The United States Capitol Building in Washington, Sunday, June 29, 2025 (Photo: Jennifer Shutt/States Newsroom)
WASHINGTON – The nonpartisan Congressional Budget Office announced Thursday that if lawmakers permanently extend increased tax credits for some people who buy health insurance through the Affordable Care Act Marketplace, it would cost the government $350 billion over 10 years and escalate the number of people with health insurance by 3.8 million.
14 pages letter from CBO Director Phillip L. Swagel to congressional leaders projected that expanding the increased tax credits would reduce the average gross premium cost for benchmark plans by 7.6%.
“The estimated decline in benchmark premiums is driven by expectations that marketplace enrollees would, on average, be healthier if the expanded premium tax credit were extended,” Swagel wrote.
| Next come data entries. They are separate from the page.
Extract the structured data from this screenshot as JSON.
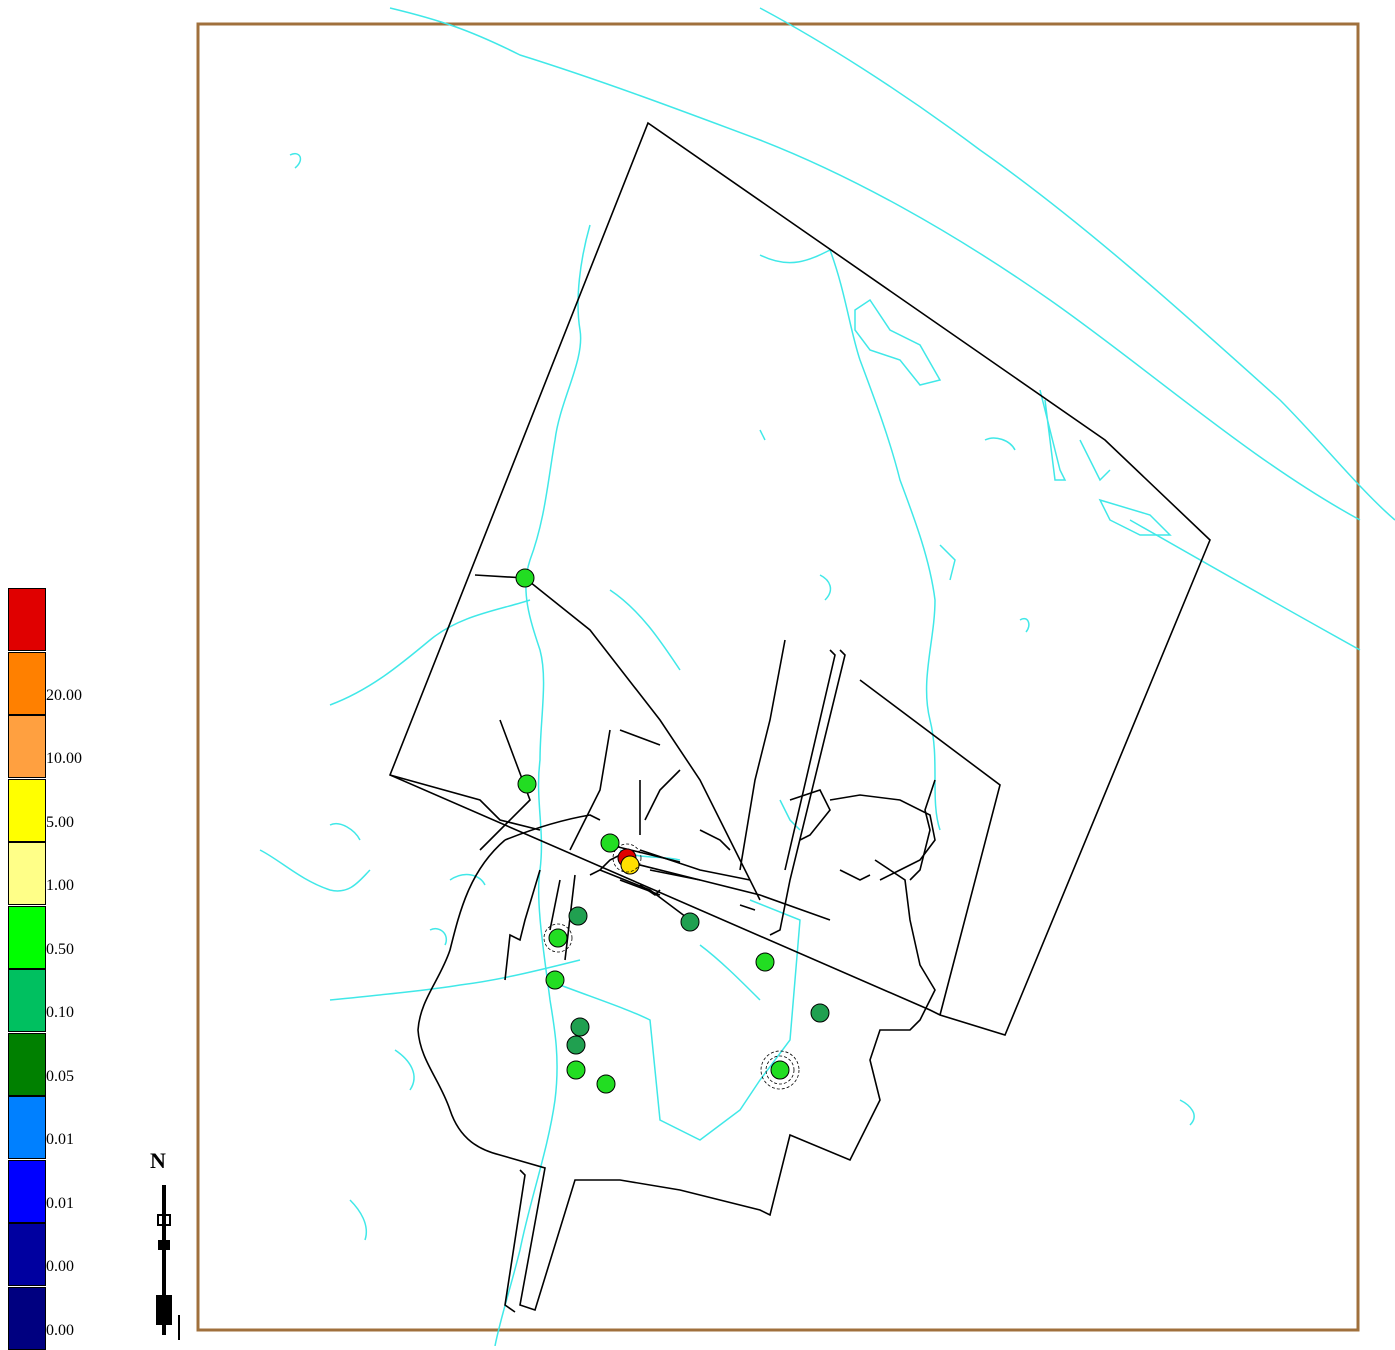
{
  "legend": {
    "classes": [
      {
        "color": "#e00000",
        "label": ""
      },
      {
        "color": "#ff8000",
        "label": "20.00"
      },
      {
        "color": "#ffa040",
        "label": "10.00"
      },
      {
        "color": "#ffff00",
        "label": "5.00"
      },
      {
        "color": "#ffff88",
        "label": "1.00"
      },
      {
        "color": "#00ff00",
        "label": "0.50"
      },
      {
        "color": "#00c060",
        "label": "0.10"
      },
      {
        "color": "#008000",
        "label": "0.05"
      },
      {
        "color": "#0080ff",
        "label": "0.01"
      },
      {
        "color": "#0000ff",
        "label": "0.01"
      },
      {
        "color": "#0000a0",
        "label": "0.00"
      },
      {
        "color": "#000080",
        "label": "0.00"
      }
    ]
  },
  "north_arrow": {
    "letter": "N"
  },
  "colors": {
    "frame": "#a0703c",
    "water": "#40e8e8",
    "roads": "#000000",
    "point_bright_green": "#22dd22",
    "point_dark_green": "#20a050",
    "point_yellow": "#ffe000",
    "point_red": "#e00000"
  }
}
Non-partisan research organization KFF – he writes on his website “The premium tax credit limits an individual’s contribution to the premium of a ‘benchmark’ plan, the second cheapest silver plan in their market.”
Action by Congress to extend the increased tax credits before the end of September, Swagel wrote, would lead to a 2.4% decline in premiums in 2026 compared to previous projections.
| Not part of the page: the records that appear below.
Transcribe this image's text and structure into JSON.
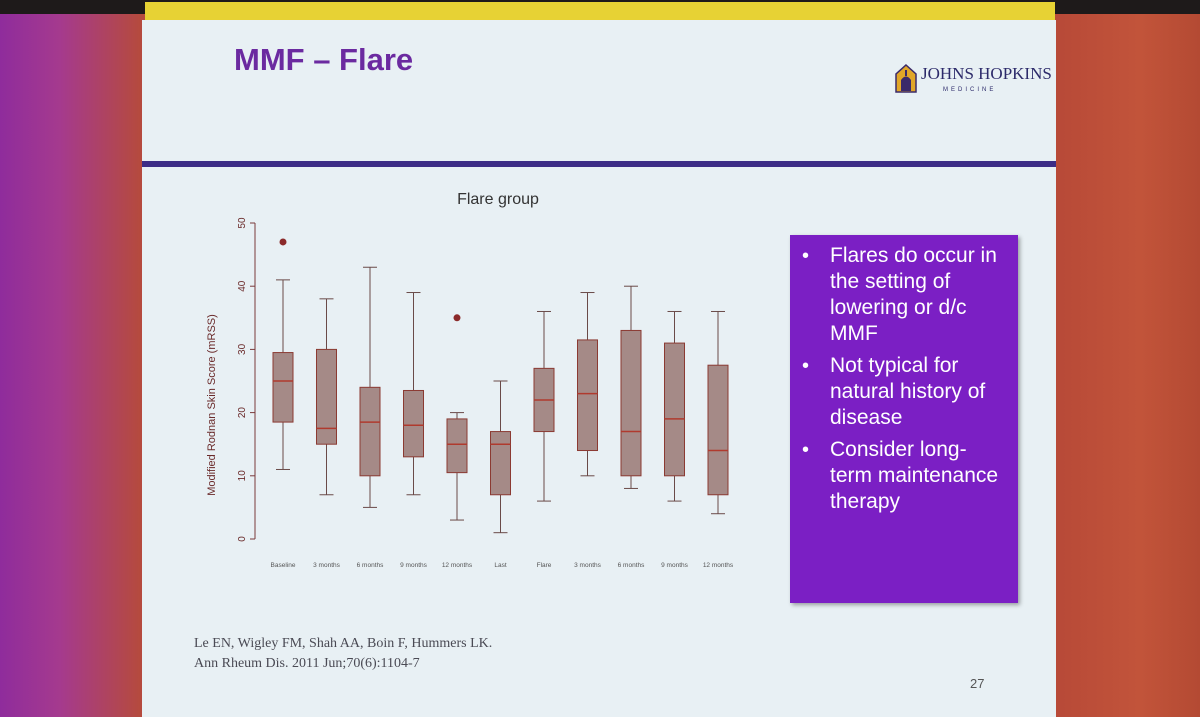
{
  "slide": {
    "title": "MMF – Flare",
    "logo": {
      "name": "JOHNS HOPKINS",
      "subtitle": "MEDICINE",
      "icon": "dome-shield-icon"
    },
    "page_number": "27",
    "citation": {
      "line1": "Le EN, Wigley FM, Shah AA, Boin F, Hummers LK.",
      "line2": "Ann Rheum Dis. 2011 Jun;70(6):1104-7"
    },
    "bullets": [
      "Flares do occur in the setting of lowering or d/c MMF",
      "Not typical for natural history of disease",
      "Consider long-term maintenance therapy"
    ],
    "colors": {
      "title": "#6b2aa0",
      "divider": "#3c2c86",
      "bullet_box": "#7b1fc4",
      "box_fill": "#a58a87",
      "box_stroke": "#8b3a32",
      "outlier": "#8b2a2a"
    }
  },
  "chart_data": {
    "type": "boxplot",
    "title": "Flare group",
    "ylabel": "Modified Rodnan Skin Score (mRSS)",
    "xlabel": "",
    "ylim": [
      0,
      50
    ],
    "yticks": [
      0,
      10,
      20,
      30,
      40,
      50
    ],
    "categories": [
      "Baseline",
      "3 months",
      "6 months",
      "9 months",
      "12 months",
      "Last",
      "Flare",
      "3 months",
      "6 months",
      "9 months",
      "12 months"
    ],
    "boxes": [
      {
        "min": 11,
        "q1": 18.5,
        "median": 25,
        "q3": 29.5,
        "max": 41,
        "outliers": [
          47
        ]
      },
      {
        "min": 7,
        "q1": 15,
        "median": 17.5,
        "q3": 30,
        "max": 38,
        "outliers": []
      },
      {
        "min": 5,
        "q1": 10,
        "median": 18.5,
        "q3": 24,
        "max": 43,
        "outliers": []
      },
      {
        "min": 7,
        "q1": 13,
        "median": 18,
        "q3": 23.5,
        "max": 39,
        "outliers": []
      },
      {
        "min": 3,
        "q1": 10.5,
        "median": 15,
        "q3": 19,
        "max": 20,
        "outliers": [
          35
        ]
      },
      {
        "min": 1,
        "q1": 7,
        "median": 15,
        "q3": 17,
        "max": 25,
        "outliers": []
      },
      {
        "min": 6,
        "q1": 17,
        "median": 22,
        "q3": 27,
        "max": 36,
        "outliers": []
      },
      {
        "min": 10,
        "q1": 14,
        "median": 23,
        "q3": 31.5,
        "max": 39,
        "outliers": []
      },
      {
        "min": 8,
        "q1": 10,
        "median": 17,
        "q3": 33,
        "max": 40,
        "outliers": []
      },
      {
        "min": 6,
        "q1": 10,
        "median": 19,
        "q3": 31,
        "max": 36,
        "outliers": []
      },
      {
        "min": 4,
        "q1": 7,
        "median": 14,
        "q3": 27.5,
        "max": 36,
        "outliers": []
      }
    ]
  }
}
Increased premium tax breaks introduced by Democrats in 2021 as part of the massive COVID-19 relief package were extended into 2022 under the Inflation Reduction Act. They are scheduled to expire at the end of 2025.
Extension at the end of the year
The legislator’s action to extend tax breaks later in the year affects CBO’s forecasts in two ways.
“First, CBO estimates that the likelihood that gross premiums for 2026 will be adjusted downward will decline to zero once open enrollment begins,” Swagel wrote, adding that the start date is November 1 in most markets.
“Second, the estimates would reflect a lower likelihood that enrollees will see net premiums that include an expanded credit structure when selecting a marketplace plan (net premium is the premium amount after taking into account the tax credit),” Swagel wrote. “CBO estimates that an effective date later than September 30 would result in lower costs to the federal government and smaller increases in admissions in 2026 than those presented here.”
This is essential because tax breaks have been linked debates on Capitol Hill on how to fund the government for several months while lawmakers try to finish work on year-long spending bills.
While talks on health policy and the stop-gap spending bill have traditionally been separate, concerns about skyrocketing prices during the open enrollment period have brought the issues together ahead of the Oct. 1 school closure deadline.
Time is key Democrats saybecause the open enrollment period begins on November 1, well before points expire.
Speaker Mike Johnson, R-La., he said earlier this week sees negotiations on increased tax credits as “a December issue, not a September funding issue,” regardless of the open enrollment schedule.
Republicans, Democrats at odds
Senate Budget Committee ranking member Jeff Merkley, R-Ore., wrote in a statement that the CBO letter shows that “Republicans in Congress are increasing costs for working families.
“This includes a huge increase in health care costs due to the cutting of tax credits that so many families rely on. It’s disgraceful and only makes it harder for families to make ends meet. It’s just more losses for their families, and the billionaires win the program.”
Independent Vermont Senator Bernie Sanders, ranking member of the Health, Education, Labor and Pensions Committee, wrote that “Americans already pay by far the highest prices in the world for health care. And it will get much worse.”
“Thanks to the massive health care cuts in Trump’s ‘big beautiful bill,’ health insurance premiums will increase by an average of 75% for 20 million Americans — all so Republicans can provide massive tax breaks to billionaires and large corporations. Working class Americans can’t afford this. These cuts must be repealed.”
House Budget Committee Chairman Jodey Arrington, R-Texas, urged his party not to extend increased tax breaks in and he-ed published in the Washington Examiner on Thursday morning before the CBO letter was published.
“Even though Democrats had planned for the temporary Covid-19 measures to expire this year, they now want to not only extend them, they want to make them permanent,” Arrington wrote. “The truth is that even after the Biden Covid-19 relief expires, low- and moderate-income families will continue to have access to affordable insurance. Traditional Obamacare tax credits will work as intended.”